Text Box: ELIMINATING JURIES MEANS FEW CASES WILL SETTLE

Informal pre-trial settlements, where both parties voluntarily agree to take a case out of the civil justice system, currently resolve the vast majority of legitimate medical malpractice claims today.  However, removing the possibility of a jury trial will infect this bargaining/settlement process and create far more adjudicated claims.

THE RIGHT TO JURY TRIAL ENCOURAGES MOST LEGITIMATE CASES TO SETTLE.

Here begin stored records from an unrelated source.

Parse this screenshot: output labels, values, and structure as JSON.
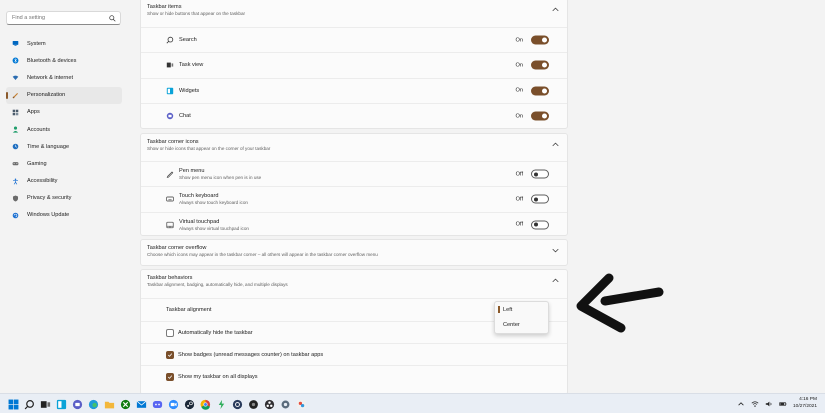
{
  "search": {
    "placeholder": "Find a setting"
  },
  "sidebar": {
    "items": [
      {
        "label": "System",
        "icon": "monitor-icon",
        "color": "#0067c0"
      },
      {
        "label": "Bluetooth & devices",
        "icon": "bluetooth-icon",
        "color": "#0078d4"
      },
      {
        "label": "Network & internet",
        "icon": "wifi-icon",
        "color": "#2b6cb0"
      },
      {
        "label": "Personalization",
        "icon": "brush-icon",
        "color": "#c27c2c",
        "active": true
      },
      {
        "label": "Apps",
        "icon": "apps-icon",
        "color": "#4a5a6a"
      },
      {
        "label": "Accounts",
        "icon": "person-icon",
        "color": "#1f9d6b"
      },
      {
        "label": "Time & language",
        "icon": "clock-globe-icon",
        "color": "#1f6fc0"
      },
      {
        "label": "Gaming",
        "icon": "gamepad-icon",
        "color": "#6b6b6b"
      },
      {
        "label": "Accessibility",
        "icon": "accessibility-icon",
        "color": "#1a6fd1"
      },
      {
        "label": "Privacy & security",
        "icon": "shield-icon",
        "color": "#6b6b6b"
      },
      {
        "label": "Windows Update",
        "icon": "update-icon",
        "color": "#1a6fd1"
      }
    ]
  },
  "sections": {
    "items": {
      "title": "Taskbar items",
      "subtitle": "Show or hide buttons that appear on the taskbar",
      "rows": [
        {
          "label": "Search",
          "state": "On",
          "icon": "search-icon"
        },
        {
          "label": "Task view",
          "state": "On",
          "icon": "taskview-icon"
        },
        {
          "label": "Widgets",
          "state": "On",
          "icon": "widgets-icon"
        },
        {
          "label": "Chat",
          "state": "On",
          "icon": "chat-icon"
        }
      ]
    },
    "corner": {
      "title": "Taskbar corner icons",
      "subtitle": "Show or hide icons that appear on the corner of your taskbar",
      "rows": [
        {
          "label": "Pen menu",
          "sub": "Show pen menu icon when pen is in use",
          "state": "Off",
          "icon": "pen-icon"
        },
        {
          "label": "Touch keyboard",
          "sub": "Always show touch keyboard icon",
          "state": "Off",
          "icon": "keyboard-icon"
        },
        {
          "label": "Virtual touchpad",
          "sub": "Always show virtual touchpad icon",
          "state": "Off",
          "icon": "touchpad-icon"
        }
      ]
    },
    "overflow": {
      "title": "Taskbar corner overflow",
      "subtitle": "Choose which icons may appear in the taskbar corner – all others will appear in the taskbar corner overflow menu"
    },
    "behaviors": {
      "title": "Taskbar behaviors",
      "subtitle": "Taskbar alignment, badging, automatically hide, and multiple displays",
      "alignment_label": "Taskbar alignment",
      "rows": [
        {
          "label": "Automatically hide the taskbar",
          "checked": false
        },
        {
          "label": "Show badges (unread messages counter) on taskbar apps",
          "checked": true
        },
        {
          "label": "Show my taskbar on all displays",
          "checked": true
        }
      ]
    }
  },
  "dropdown": {
    "options": [
      "Left",
      "Center"
    ],
    "selected": "Left"
  },
  "tray": {
    "time": "4:16 PM",
    "date": "10/27/2021"
  },
  "colors": {
    "accent": "#7a4f2b",
    "accent_bar": "#8b5a2b"
  }
}
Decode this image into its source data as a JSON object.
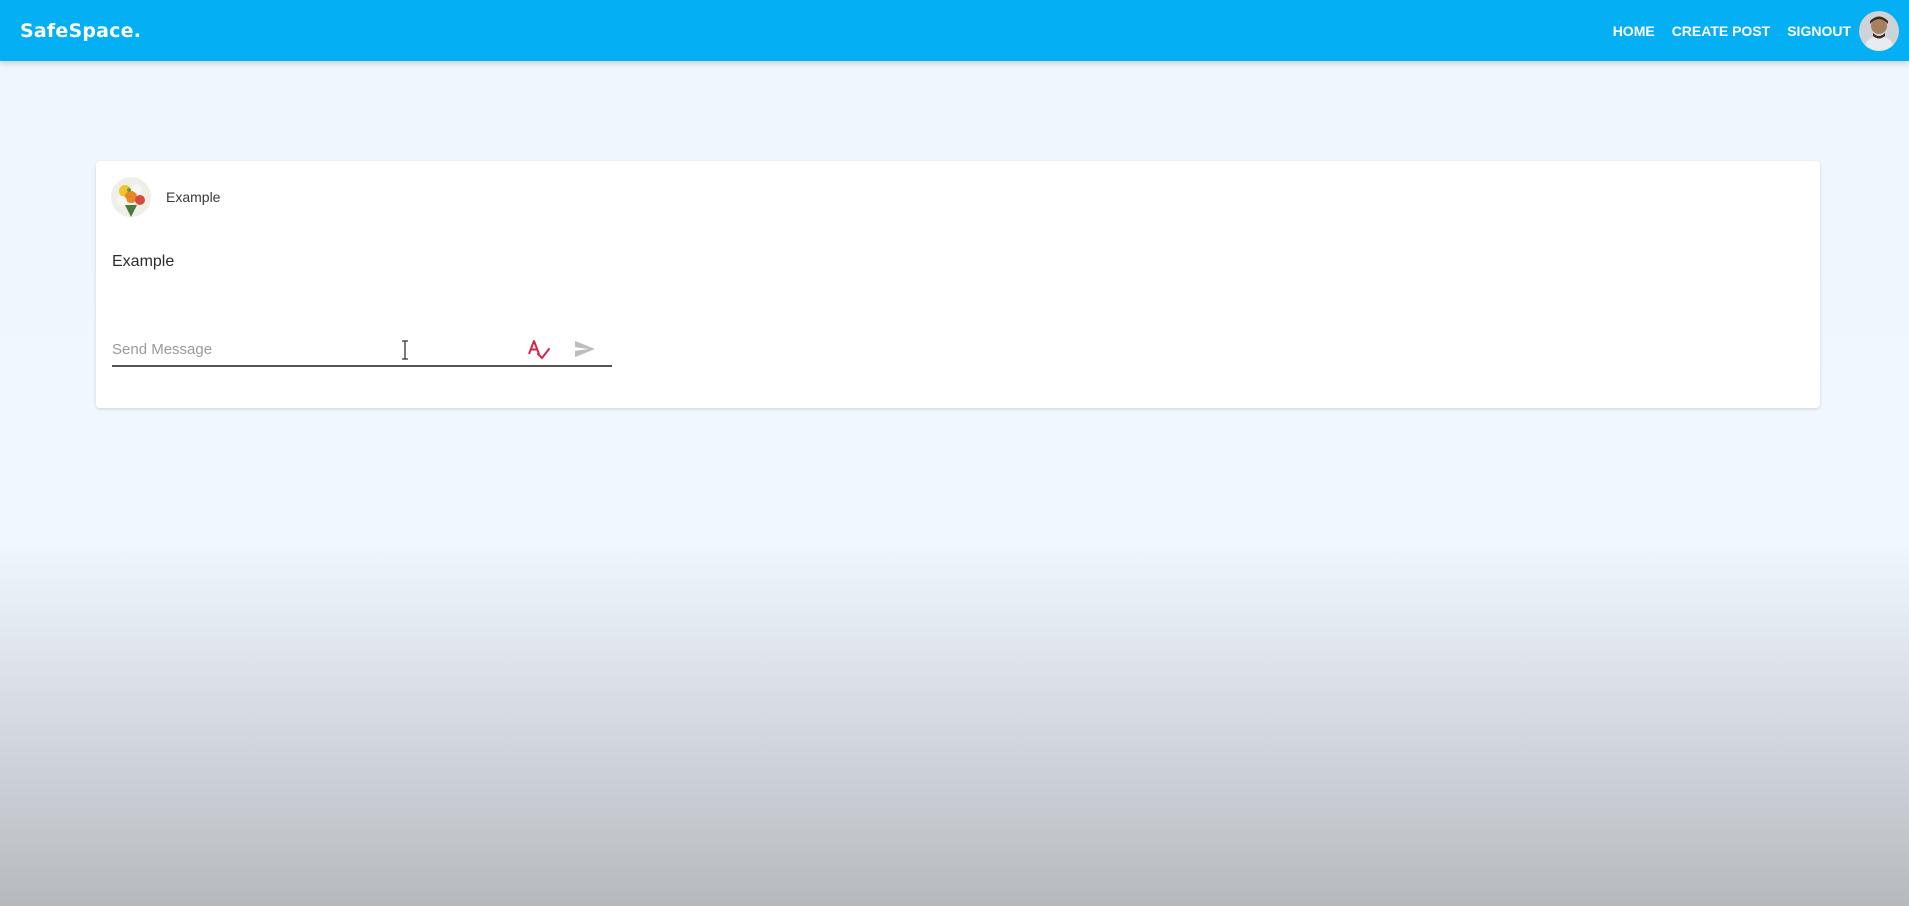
{
  "navbar": {
    "brand": "SafeSpace.",
    "links": [
      "HOME",
      "CREATE POST",
      "SIGNOUT"
    ],
    "avatar_icon": "user-avatar-photo",
    "background_color": "#04b0f3"
  },
  "post": {
    "author": "Example",
    "avatar_icon": "flower-bouquet-photo",
    "body": "Example",
    "message_input": {
      "placeholder": "Send Message",
      "value": ""
    },
    "icons": {
      "spellcheck": "spellcheck-icon",
      "send": "send-icon"
    }
  },
  "colors": {
    "spellcheck": "#d2264e",
    "send_disabled": "#bdbdbd"
  }
}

  • According to Duke University Professor Neil Vidmar who has extensively studied malpractice cases, “Without question the threat of a jury trial is what forces parties to settle cases. The presence of the jury as an ultimate arbiter provides the incentive to settle but the effects are more subtle than just negotiating around a figure. The threat causes defense lawyers and the liability insurers to focus on the acts that led to the claims of negligence. Testimony of  Neil Vidmar, Russell M. Robinson, II Professor of Law, Duke Law School before The Senate Committee on Health, Education, Labor and Pensions, “Hearing on Medical Liability: New Ideas for Making the System Work Better for Patients,” June 22, 2006
  • In the recent Harvard study of medical malpractice cases, researchers found that only 15 percent of claims were decided by trial verdict.  Other research shows that 90 percent of cases are settled without jury trial, with some estimates indicating that the figure is as high as 97 percent. David M.  Studdert, Michelle Mello, et al., “Claims, Errors, and Compensation Payments in Medical Malpractice Litigation,” New England Journal of Medicine, May 11, 2006.

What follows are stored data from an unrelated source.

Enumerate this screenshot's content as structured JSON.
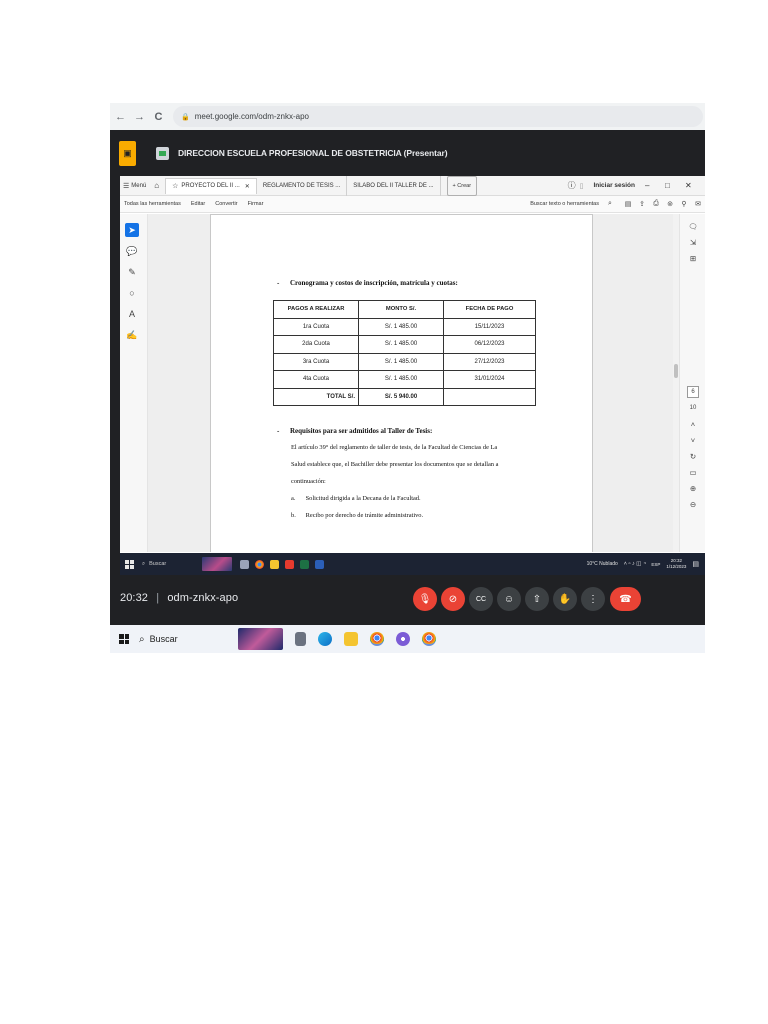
{
  "browser": {
    "back": "←",
    "forward": "→",
    "reload": "C",
    "url": "meet.google.com/odm-znkx-apo"
  },
  "meet": {
    "presentation_title": "DIRECCION ESCUELA PROFESIONAL DE OBSTETRICIA (Presentar)",
    "clock": "20:32",
    "separator": "|",
    "meeting_code": "odm-znkx-apo"
  },
  "acrobat": {
    "menu_label": "Menú",
    "tabs": [
      "PROYECTO DEL II ...",
      "REGLAMENTO DE TESIS ...",
      "SILABO DEL II TALLER DE ..."
    ],
    "new_tab": "+ Crear",
    "login": "Iniciar sesión",
    "toolbar": {
      "all_tools": "Todas las herramientas",
      "edit": "Editar",
      "convert": "Convertir",
      "sign": "Firmar",
      "search": "Buscar texto o herramientas"
    },
    "page_number": "6",
    "page_total": "10"
  },
  "document": {
    "bullet": "-",
    "section1_title": "Cronograma y costos de inscripción, matrícula y cuotas:",
    "table": {
      "headers": [
        "PAGOS A REALIZAR",
        "MONTO S/.",
        "FECHA DE PAGO"
      ],
      "rows": [
        [
          "1ra Cuota",
          "S/. 1 485.00",
          "15/11/2023"
        ],
        [
          "2da Cuota",
          "S/. 1 485.00",
          "06/12/2023"
        ],
        [
          "3ra Cuota",
          "S/. 1 485.00",
          "27/12/2023"
        ],
        [
          "4ta Cuota",
          "S/. 1 485.00",
          "31/01/2024"
        ]
      ],
      "total_label": "TOTAL S/.",
      "total_value": "S/. 5 940.00"
    },
    "section2_title": "Requisitos para ser admitidos al Taller de Tesis:",
    "paragraph_lines": [
      "El artículo 39° del reglamento de taller de tesis, de la Facultad de Ciencias de La",
      "Salud establece que, el Bachiller debe presentar los documentos que se detallan a",
      "continuación:"
    ],
    "list": [
      {
        "marker": "a.",
        "text": "Solicitud dirigida a la Decana de la Facultad."
      },
      {
        "marker": "b.",
        "text": "Recibo por derecho de trámite administrativo."
      }
    ]
  },
  "inner_taskbar": {
    "search": "Buscar",
    "weather": "10°C  Nublado",
    "lang": "ESP",
    "time": "20:32",
    "date": "1/12/2023"
  },
  "outer_taskbar": {
    "search": "Buscar"
  },
  "colors": {
    "meet_bg": "#202124",
    "end_call": "#ea4335",
    "present_badge": "#f9ab00",
    "acrobat_select": "#1473e6"
  }
}
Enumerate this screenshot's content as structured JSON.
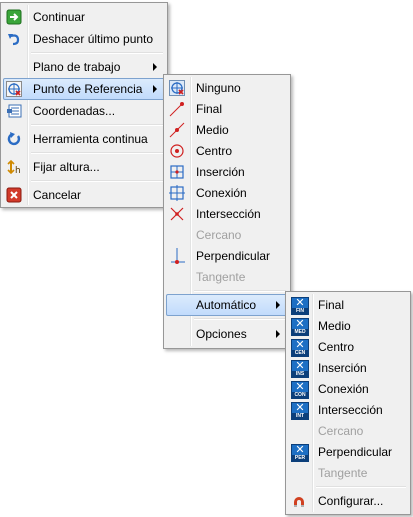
{
  "main_menu": {
    "items": [
      {
        "label": "Continuar",
        "icon": "continue-icon"
      },
      {
        "label": "Deshacer último punto",
        "icon": "undo-icon"
      },
      {
        "label": "Plano de trabajo"
      },
      {
        "label": "Punto de Referencia",
        "icon": "reference-point-icon"
      },
      {
        "label": "Coordenadas...",
        "icon": "coordinates-icon"
      },
      {
        "label": "Herramienta continua",
        "icon": "continuous-tool-icon"
      },
      {
        "label": "Fijar altura...",
        "icon": "set-height-icon"
      },
      {
        "label": "Cancelar",
        "icon": "cancel-icon"
      }
    ]
  },
  "reference_menu": {
    "items": [
      {
        "label": "Ninguno",
        "icon": "none-snap-icon"
      },
      {
        "label": "Final",
        "icon": "endpoint-snap-icon"
      },
      {
        "label": "Medio",
        "icon": "midpoint-snap-icon"
      },
      {
        "label": "Centro",
        "icon": "center-snap-icon"
      },
      {
        "label": "Inserción",
        "icon": "insertion-snap-icon"
      },
      {
        "label": "Conexión",
        "icon": "connection-snap-icon"
      },
      {
        "label": "Intersección",
        "icon": "intersection-snap-icon"
      },
      {
        "label": "Cercano"
      },
      {
        "label": "Perpendicular",
        "icon": "perpendicular-snap-icon"
      },
      {
        "label": "Tangente"
      },
      {
        "label": "Automático"
      },
      {
        "label": "Opciones"
      }
    ]
  },
  "auto_menu": {
    "items": [
      {
        "label": "Final",
        "tag": "FIN"
      },
      {
        "label": "Medio",
        "tag": "MED"
      },
      {
        "label": "Centro",
        "tag": "CEN"
      },
      {
        "label": "Inserción",
        "tag": "INS"
      },
      {
        "label": "Conexión",
        "tag": "CON"
      },
      {
        "label": "Intersección",
        "tag": "INT"
      },
      {
        "label": "Cercano"
      },
      {
        "label": "Perpendicular",
        "tag": "PER"
      },
      {
        "label": "Tangente"
      },
      {
        "label": "Configurar...",
        "icon": "configure-magnet-icon"
      }
    ]
  },
  "colors": {
    "menu_bg": "#f0f0f0",
    "highlight": "#c1dbfc",
    "disabled_text": "#a0a0a0",
    "snap_icon_blue": "#1d6fc4"
  }
}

“FRIVOLOUS CASES” DO NOT SETTLE.

  • Vidmar testified, “In interviews with liability insurers that I undertook in North Carolina and other states, the most consistent theme from them was: ‘We do not settle frivolous cases!’ The insurers indicated that there are minor exceptions, but their policy on frivolous cases was based on the belief that if they ever begin to settle cases just to make them go away, their credibility will be destroyed and this will encourage more litigation.” Vidmar testimony.
  • According to Vidmar, “Research on why insurers actually settle cases indicates that the driving force in most instances is whether the insurance company and their lawyers conclude, on the basis of their own internal review, that the medical provider was negligent.….  An earlier study by Rosenblatt and Hurst examined 54 obstetric malpractice claims for negligence.  For cases in which settlement payments were made there was general consensus among insurance company staff, medical experts and defense attorneys that some lapse in the standard of care had occurred. No payments were made in the cases in which these various reviewers decided there was no lapse in the standard of care.” Vidmar testimony.